Les régulateurs italiens repensent leurs outils de supervision alors que la base de données crypto de l'OAM, longtemps utilisée dans la lutte contre le blanchiment d'argent, est en cours de démantèlement.
ROME, 2 mars 2026, 15h14 – Il y a « un peu de regret » mais aucune volonté de polémique concernant la fermeture d'un centre d'information fondamental construit par l'OAM ces dernières années. Le registre collectait des données granulaires sur les opérateurs d'actifs virtuels italiens et aidait les autorités à surveiller les flux suspects dans le secteur des actifs numériques.
Le président de l'OAM, Federico Alfonso, a décrit la fin de l'obligation pour les opérateurs de transmettre des données comme la perte d'un observatoire qui avait été « construit au fil des années ». Cependant, il a souligné que la décision est liée à la transition vers le régime de passeport européen introduit par la réglementation MiCAR de l'UE, qui remodèle l'ensemble du cadre des marchés crypto dans l'Union.
Selon Alfonso, la base de données crypto de l'OAM désormais suspendue avait permis aux autorités de comprendre en détail « les opérations des inscrits » et de renforcer les outils contre les activités illicites. De plus, elle soutenait la lutte contre le blanchiment d'argent au sens large et la criminalité financière, en particulier lorsque des flux crypto transfrontaliers étaient impliqués.
Alfonso s'est exprimé lors de la présentation du livre édité par le bureau de recherche de l'OAM, intitulé 'Cryptomonnaies, demande, offre et réglementation'. Dans ce contexte, il a fermement défendu le travail effectué par l'organisme « au cours de ces trois années » durant lesquelles la législation italienne lui a confié le registre spécial des prestataires de services sur actifs virtuels (VASP).
Le registre couvrait des entités désormais appelées à se transformer en CASP dans le cadre de MiCAR. De plus, il a créé une base de données unique du nombre de clients, des valeurs de transaction et de l'activité des portefeuilles crypto auxquelles les autorités répressives et de surveillance pouvaient accéder. Cette richesse de données, a laissé entendre Alfonso, ne sera pas immédiatement reproduite dans le nouveau cadre.
« Nous avons fait des investissements, fourni des données et collaboré avec les forces de l'ordre, en accomplissant notre rôle de manière professionnelle », a rappelé Alfonso, soulignant l'effort opérationnel et technologique réalisé par l'OAM. Cela dit, la fin de l'exigence de transmission de données VASP signale également un passage d'un modèle de registre national à un système européen harmonisé.

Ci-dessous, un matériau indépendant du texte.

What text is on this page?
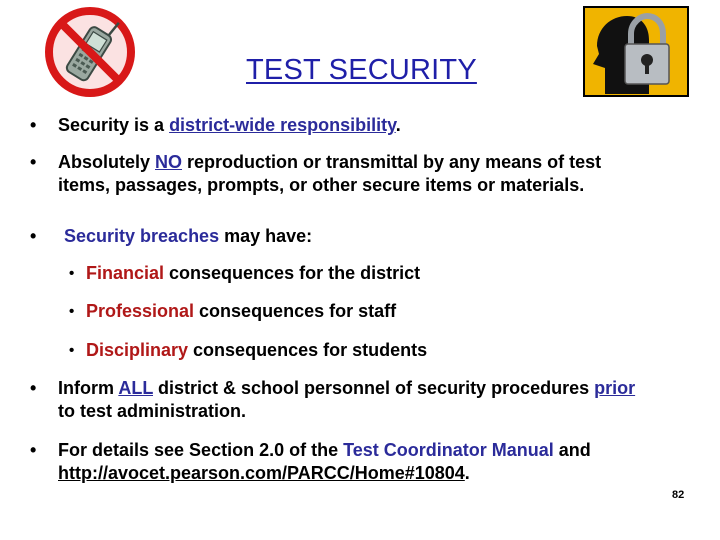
TEST SECURITY
• Security is a district-wide responsibility.
• Absolutely NO reproduction or transmittal by any means of test
items, passages, prompts, or other secure items or materials.
• Security breaches may have:
• Financial consequences for the district
• Professional consequences for staff
• Disciplinary consequences for students
• Inform ALL district & school personnel of security procedures prior
to test administration.
• For details see Section 2.0 of the Test Coordinator Manual and
http://avocet.pearson.com/PARCC/Home#10804.
82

Dans le cadre de la nouvelle réglementation, une question centrale concerne la manière dont les autorités accéderont aux informations clés. Alfonso a averti que, si l'accès direct des forces de l'ordre aux bases de données nationales est supprimé et que les flux de données détaillés sur les clients, les valeurs de transaction et les portefeuilles crypto ne sont plus disponibles, les capacités d'enquête pourraient être modifiées.
Cependant, il a également souligné que les consommateurs italiens ne seront pas laissés exposés. Au contraire, il a fait valoir que « les consommateurs italiens bénéficieront de protections accrues » grâce aux exigences prudentielles et organisationnelles élevées que MiCAR impose aux prestataires de services sur actifs crypto. Ce nouveau cadre vise à élever les normes de protection des consommateurs crypto sur l'ensemble du marché européen.

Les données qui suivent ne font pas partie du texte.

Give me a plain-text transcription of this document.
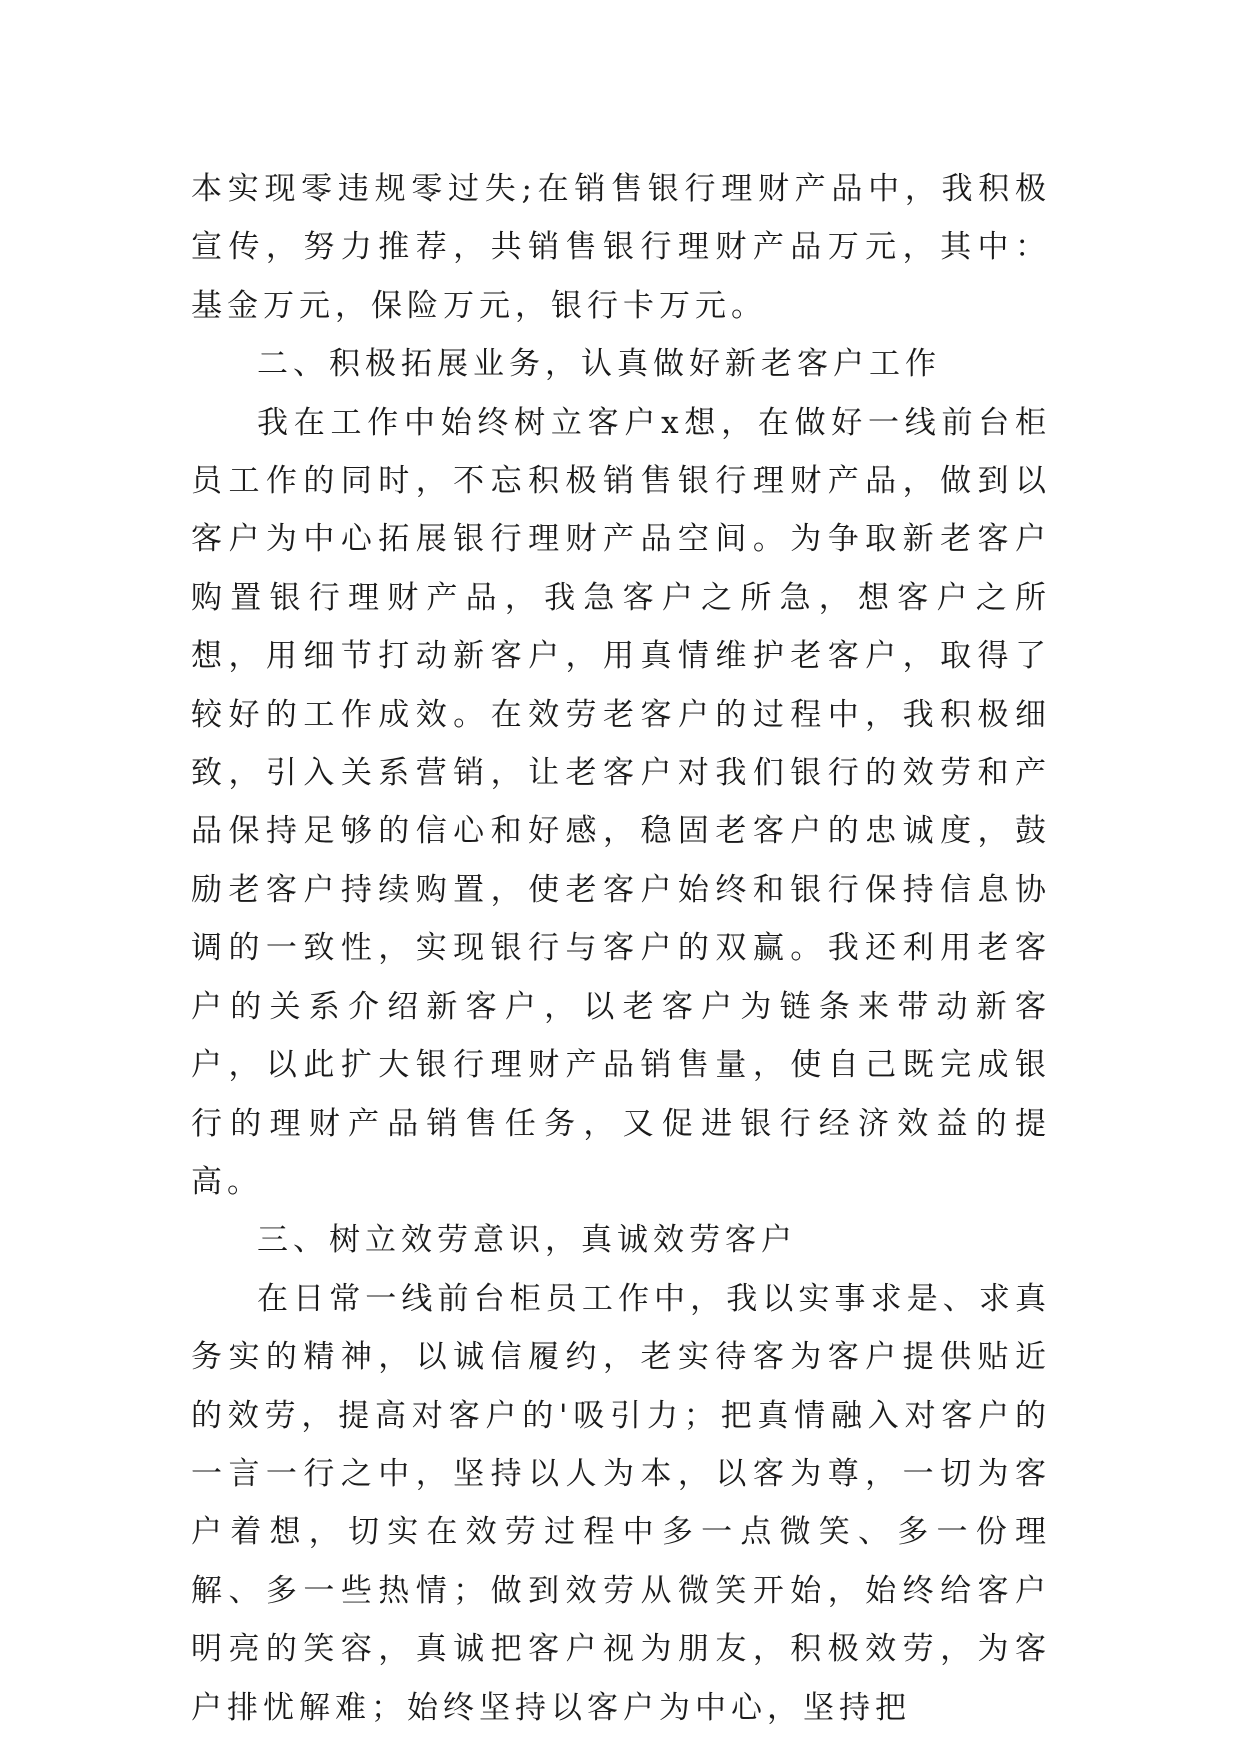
本实现零违规零过失;在销售银行理财产品中，我积极宣传，努力推荐，共销售银行理财产品万元，其中：基金万元，保险万元，银行卡万元。

二、积极拓展业务，认真做好新老客户工作

我在工作中始终树立客户x想，在做好一线前台柜员工作的同时，不忘积极销售银行理财产品，做到以客户为中心拓展银行理财产品空间。为争取新老客户购置银行理财产品，我急客户之所急，想客户之所想，用细节打动新客户，用真情维护老客户，取得了较好的工作成效。在效劳老客户的过程中，我积极细致，引入关系营销，让老客户对我们银行的效劳和产品保持足够的信心和好感，稳固老客户的忠诚度，鼓励老客户持续购置，使老客户始终和银行保持信息协调的一致性，实现银行与客户的双赢。我还利用老客户的关系介绍新客户，以老客户为链条来带动新客户，以此扩大银行理财产品销售量，使自己既完成银行的理财产品销售任务，又促进银行经济效益的提高。

三、树立效劳意识，真诚效劳客户

在日常一线前台柜员工作中，我以实事求是、求真务实的精神，以诚信履约，老实待客为客户提供贴近的效劳，提高对客户的'吸引力；把真情融入对客户的一言一行之中，坚持以人为本，以客为尊，一切为客户着想，切实在效劳过程中多一点微笑、多一份理解、多一些热情；做到效劳从微笑开始，始终给客户明亮的笑容，真诚把客户视为朋友，积极效劳，为客户排忧解难；始终坚持以客户为中心，坚持把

L'architecture future de la surveillance s'appuiera moins sur un registre national unique et davantage sur une supervision coordonnée. De plus, comme l'a souligné Alfonso, la clôture de la phase de fermeture du registre de l'OAM ne signifie pas un recul dans les efforts de lutte contre la criminalité, mais une reconfiguration de la manière dont ces efforts sont structurés au niveau de l'UE.
Le démantèlement de l'observatoire national marque la fin des obligations de base de données crypto qui alimentaient autrefois un centre névralgique pour la surveillance crypto italienne. Cependant, le passeport européen MiCAR est conçu pour remplacer les régimes nationaux fragmentés par une autorisation unique qui fonctionne dans tous les États membres.

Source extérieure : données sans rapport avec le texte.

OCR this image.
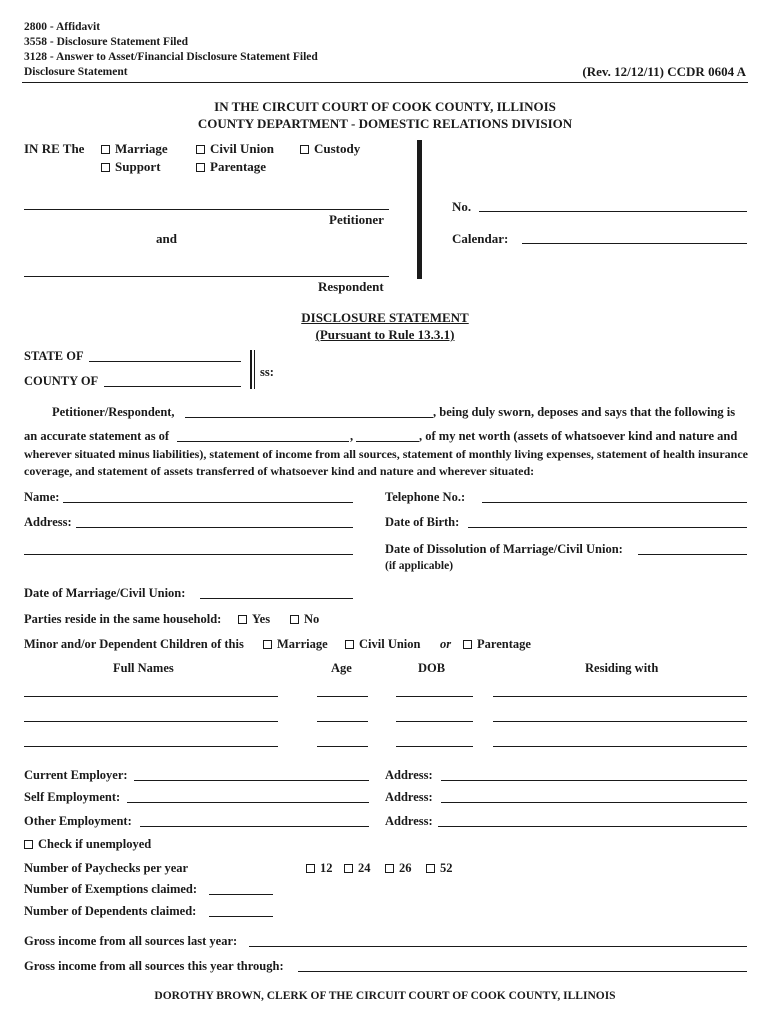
2800 - Affidavit
3558 - Disclosure Statement Filed
3128 - Answer to Asset/Financial Disclosure Statement Filed
Disclosure Statement	(Rev. 12/12/11) CCDR 0604 A
IN THE CIRCUIT COURT OF COOK COUNTY, ILLINOIS
COUNTY DEPARTMENT - DOMESTIC RELATIONS DIVISION
IN RE The	Marriage	Civil Union	Custody
Support	Parentage
Petitioner
and
Respondent
No.
Calendar:
DISCLOSURE STATEMENT
(Pursuant to Rule 13.3.1)
STATE OF
COUNTY OF
ss:
Petitioner/Respondent,	, being duly sworn, deposes and says that the following is
an accurate statement as of	,	, of my net worth (assets of whatsoever kind and nature and
wherever situated minus liabilities), statement of income from all sources, statement of monthly living expenses, statement of health insurance coverage, and statement of assets transferred of whatsoever kind and nature and wherever situated:
Name:	Telephone No.:
Address:	Date of Birth:
Date of Dissolution of Marriage/Civil Union:
(if applicable)
Date of Marriage/Civil Union:
Parties reside in the same household:	Yes	No
Minor and/or Dependent Children of this	Marriage	Civil Union or	Parentage
Full Names	Age	DOB	Residing with
Current Employer:	Address:
Self Employment:	Address:
Other Employment:	Address:
Check if unemployed
Number of Paychecks per year	12	24	26	52
Number of Exemptions claimed:
Number of Dependents claimed:
Gross income from all sources last year:
Gross income from all sources this year through:
DOROTHY BROWN, CLERK OF THE CIRCUIT COURT OF COOK COUNTY, ILLINOIS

Dans ce nouvel environnement, la lutte contre la finance illicite dépendra fortement de la collaboration. L'UIF a récemment souligné que la lutte contre le blanchiment d'argent devra de plus en plus s'appuyer sur une coopération étroite entre les autorités, tant en Italie qu'au-delà des frontières.
En fin de compte, bien que la perte de la base de données nationale de longue date puisse réduire certaines formes de transparence, le cadre européen en évolution cherche à compenser par des règles harmonisées plus solides et une coordination transfrontalière plus robuste.